I didn't vote. The reason is that neither really supports what I beleive, aka, both are somewhat true. AMD certainly began basing the PR on extrapolated TBird performance, although even then whether an actual TBird would perform at those levels is questionable due to various bottlenecks and whatnot. The early XP's were definitely faster than the early P4 iterations(aka Athlon XP 1700 > (early)P4 1700mhz), so at that time it was clear that AMD was sticking to their claims. However, as Intel improved the P4, the difference between the Athlon PR and the actual mhz of the P4 began to sync with each other. AMD might still be using the TBird theoretical performance, but due to this synching, it's hard to not think that the P4 actual mhz is actually the current standard.
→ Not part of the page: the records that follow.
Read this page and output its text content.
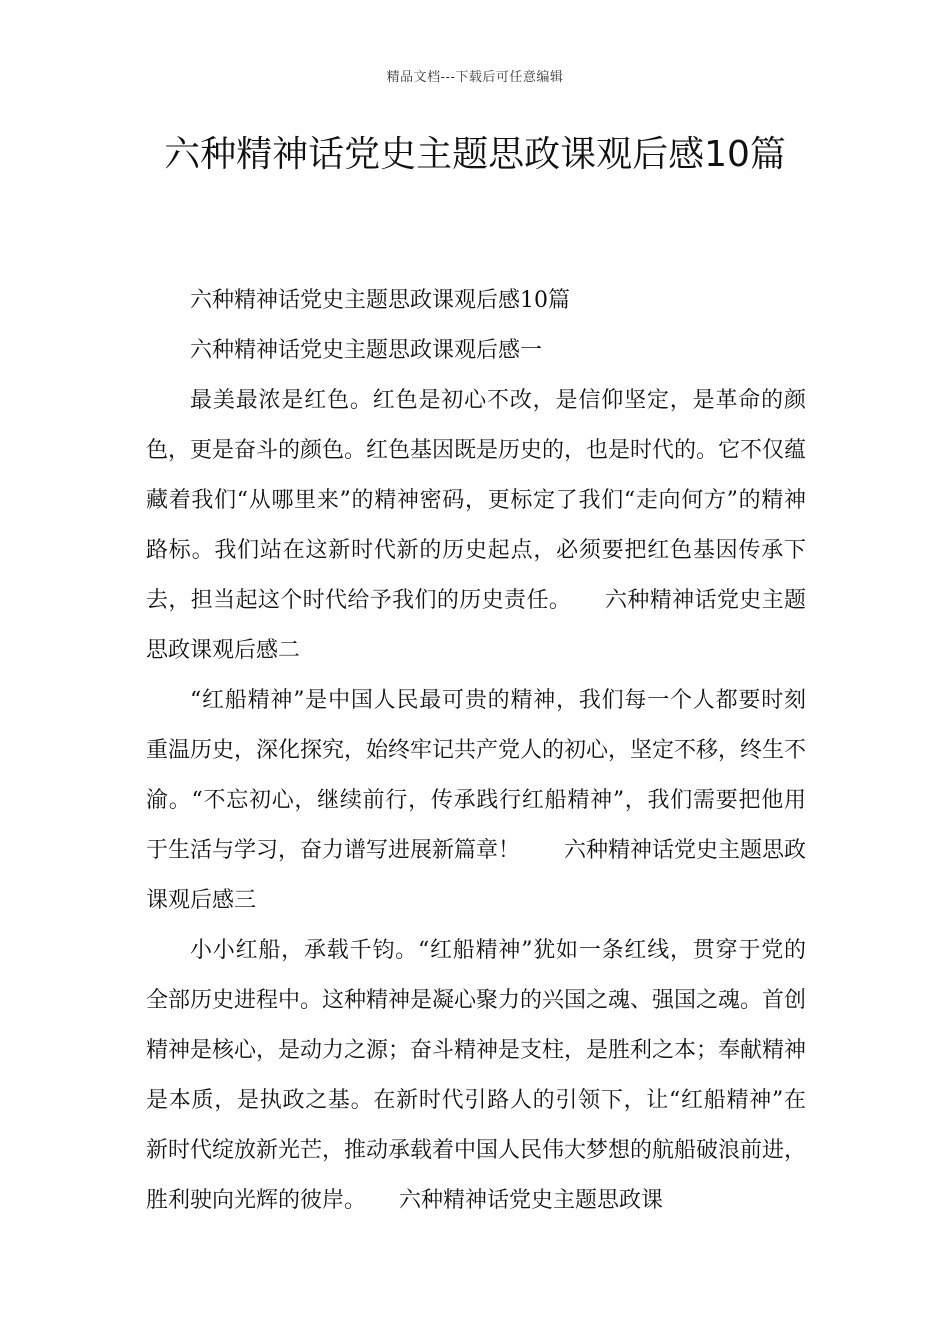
精品文档---下载后可任意编辑
六种精神话党史主题思政课观后感10篇

六种精神话党史主题思政课观后感10篇

六种精神话党史主题思政课观后感一

最美最浓是红色。红色是初心不改，是信仰坚定，是革命的颜色，更是奋斗的颜色。红色基因既是历史的，也是时代的。它不仅蕴藏着我们“从哪里来”的精神密码，更标定了我们“走向何方”的精神路标。我们站在这新时代新的历史起点，必须要把红色基因传承下去，担当起这个时代给予我们的历史责任。　　六种精神话党史主题思政课观后感二

“红船精神”是中国人民最可贵的精神，我们每一个人都要时刻重温历史，深化探究，始终牢记共产党人的初心，坚定不移，终生不渝。“不忘初心，继续前行，传承践行红船精神”，我们需要把他用于生活与学习，奋力谱写进展新篇章！　　六种精神话党史主题思政课观后感三

小小红船，承载千钧。“红船精神”犹如一条红线，贯穿于党的全部历史进程中。这种精神是凝心聚力的兴国之魂、强国之魂。首创精神是核心，是动力之源；奋斗精神是支柱，是胜利之本；奉献精神是本质，是执政之基。在新时代引路人的引领下，让“红船精神”在新时代绽放新光芒，推动承载着中国人民伟大梦想的航船破浪前进，胜利驶向光辉的彼岸。　　六种精神话党史主题思政课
Interestingly enough, I think the Barton is the clearest "evidence" that AMD may have switched to a direct P4 comparison for their PR. The reason is that the Barton 3000+ kinda looks correctly PR'd when compared solely against the P4 3000mhz, but once you add the TBred 2800+ into the mix, it appears that the Barton 3000+ couldn't possibly be based on the same tests that the TBred 2800+ were based on. Unless, of course, AMD uses some type of method not used by most Internet based websites.
So, AMD definitely based ealy Athlon XPs against TBird, but whether they still do I dunno.